Ingredientes:
- 2 tazas (475 ml) de nata para montar (idealmente 35% de contenido graso o más)
- ½ taza (120 ml) de leche entera
- ½ taza (100g) de azúcar granulada
- 1 vaina de vainilla, partida a lo largo y semillas raspadas (o 1 cucharadita de extracto/pasta de vainilla)
- 2 ½ cucharaditas (7g) de grenetina en polvo
- 3 cucharadas (45 ml) de agua fría
- Fresas frescas
- Frambuesas frescas
- Arándanos frescos
- Miel
- Compota de frutas
- Pistachos picados
Instrucciones:
- Espolvorear la grenetina sobre el agua fría en un tazón pequeño. Dejar reposar de 5 a 10 minutos hasta que se ablande.
- Combinar la nata para montar, la leche y el azúcar en una cacerola. Agregar la vaina de vainilla (y las semillas) o el extracto de vainilla.
- Calentar la mezcla de nata a fuego medio, removiendo constantemente, hasta que el azúcar se disuelva y la mezcla esté humeante pero no hirviendo (pequeñas burbujas alrededor de los bordes). Retirar del fuego. Si se usa vaina de vainilla, retirar la vaina en este momento.
- Agregar la grenetina ablandada a la mezcla de nata caliente. Batir hasta que esté completamente disuelta y suave.
- Para una textura extra suave, colar la mezcla a través de un colador de malla fina.
- Verter la mezcla de panna cotta en moldes individuales o vasos. Cubrir con film transparente, presionando suavemente sobre la superficie para evitar que se forme una piel.

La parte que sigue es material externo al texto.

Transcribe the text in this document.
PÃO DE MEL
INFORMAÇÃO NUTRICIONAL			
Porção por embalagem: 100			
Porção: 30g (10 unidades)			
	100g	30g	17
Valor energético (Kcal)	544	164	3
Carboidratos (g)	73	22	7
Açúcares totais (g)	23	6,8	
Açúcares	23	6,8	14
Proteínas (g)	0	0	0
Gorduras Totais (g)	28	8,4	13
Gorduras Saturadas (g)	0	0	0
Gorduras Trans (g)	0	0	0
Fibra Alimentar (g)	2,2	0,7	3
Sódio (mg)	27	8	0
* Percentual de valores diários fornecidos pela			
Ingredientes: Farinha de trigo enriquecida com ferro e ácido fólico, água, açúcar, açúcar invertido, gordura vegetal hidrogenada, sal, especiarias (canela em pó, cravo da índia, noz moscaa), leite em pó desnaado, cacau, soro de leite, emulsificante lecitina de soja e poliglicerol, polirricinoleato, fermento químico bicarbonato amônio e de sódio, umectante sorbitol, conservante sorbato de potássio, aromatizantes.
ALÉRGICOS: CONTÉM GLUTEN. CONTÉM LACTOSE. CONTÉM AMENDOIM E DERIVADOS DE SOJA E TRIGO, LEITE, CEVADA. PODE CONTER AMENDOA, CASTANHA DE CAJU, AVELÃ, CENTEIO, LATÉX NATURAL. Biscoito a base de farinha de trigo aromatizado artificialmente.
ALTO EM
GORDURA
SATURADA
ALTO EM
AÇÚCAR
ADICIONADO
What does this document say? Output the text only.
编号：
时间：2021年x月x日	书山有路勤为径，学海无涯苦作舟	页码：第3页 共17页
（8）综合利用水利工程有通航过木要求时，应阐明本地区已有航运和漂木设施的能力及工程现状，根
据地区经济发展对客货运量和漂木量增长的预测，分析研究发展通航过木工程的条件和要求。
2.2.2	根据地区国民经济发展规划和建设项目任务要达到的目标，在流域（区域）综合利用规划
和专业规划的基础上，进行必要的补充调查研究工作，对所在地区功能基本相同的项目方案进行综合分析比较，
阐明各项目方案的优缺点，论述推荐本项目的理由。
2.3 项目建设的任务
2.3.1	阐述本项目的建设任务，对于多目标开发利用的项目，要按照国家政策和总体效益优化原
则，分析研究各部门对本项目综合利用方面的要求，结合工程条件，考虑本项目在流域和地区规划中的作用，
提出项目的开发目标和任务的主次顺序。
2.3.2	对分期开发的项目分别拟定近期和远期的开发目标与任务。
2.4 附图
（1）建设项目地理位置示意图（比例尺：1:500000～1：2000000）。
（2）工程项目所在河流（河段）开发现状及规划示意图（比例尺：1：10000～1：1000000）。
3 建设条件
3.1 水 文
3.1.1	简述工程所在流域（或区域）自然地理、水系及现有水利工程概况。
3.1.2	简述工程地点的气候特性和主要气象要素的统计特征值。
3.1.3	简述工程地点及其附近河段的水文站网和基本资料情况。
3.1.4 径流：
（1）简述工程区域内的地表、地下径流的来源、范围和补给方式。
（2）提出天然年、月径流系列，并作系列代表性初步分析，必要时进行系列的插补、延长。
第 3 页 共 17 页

- Refrigerar durante al menos 4 horas, o preferiblemente durante la noche, hasta que esté firme. La panna cotta debe estar firme al tacto pero aún tener un ligero tambaleo.
- Si se desea, aflojar suavemente los bordes de la panna cotta con un cuchillo y sumergir brevemente el fondo del molde en agua tibia para ayudar a liberarla. Invertir en un plato.
- Cubrir con fresas frescas, miel, compota de frutas, pistachos picados o sus ingredientes favoritos.